Transapical (TA) aortic valve implantation (AVI) has evolved as an alternative procedure for high-risk patients. We evaluated the second-generation SAPIEN XT™ prosthesis in a prospective multicentre clinical trial. A total of 150 patients (age: 81.6 ± 5.8 years; 40.7% female) were included.
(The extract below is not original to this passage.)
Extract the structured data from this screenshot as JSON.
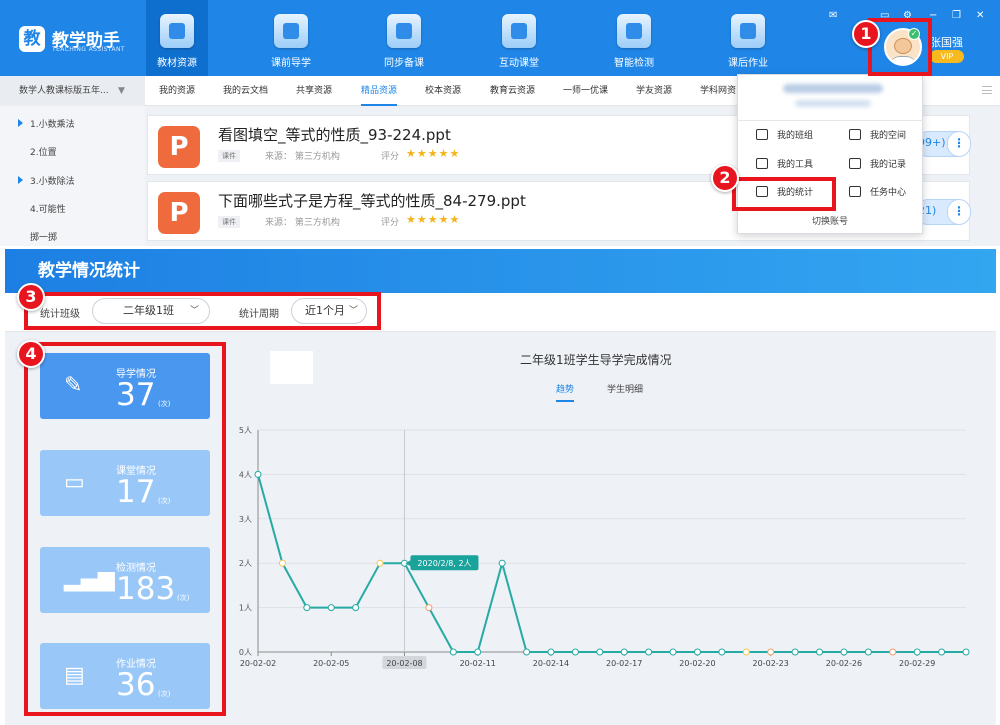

Prosthetic valves (diameter: 23 mm (n = 36), 26 mm (n = 57) and 29 mm (n = 57)) were implanted. The ASCENDRA-II™ modified delivery system was used in the smaller sizes. Mean logistic EuroSCORE was 24.3 ± 7.0%, and mean STS score 7.5 ± 4.4%. All patients gave written informed consent. Off-pump AVI was performed using femoral arterial and venous access wires as a safety net. All but two patients received TA-AVI, as planned. The 29-mm valve showed similar function as the values of two other diameters did. Three patients (2%) required temporary cardiopulmonary bypass support. Postoperative complications included renal failure requiring long-term dialysis in four, bleeding requiring rethoracotomy in four, respiratory complication requiring reintubation in eight and sepsis in four patients, respectively. Thirty-day mortality was 13 (8.7%) for the total cohort and 2/57 (3.5%) for patients receiving the 29-mm valve, respectively. Echocardiography at discharge showed none or trivial aortic incompetence (AI) in 71% and mild-AI in 22% of the patients. Post-implantation AI was predominantly paravalvular and ≥ 2+ in 7% of patients. One patient required reoperation for AI within 30 days. The PREVAIL TA multicentre trial demonstrates good functionality and good outcomes for TA-AVI, using the SAPIEN XT™ prosthesis and its second-generation ASCENDRA-II™ delivery system, as well successful introduction of the 29-mm SAPIEN XT™ valve for the benefit of high-risk elderly patients.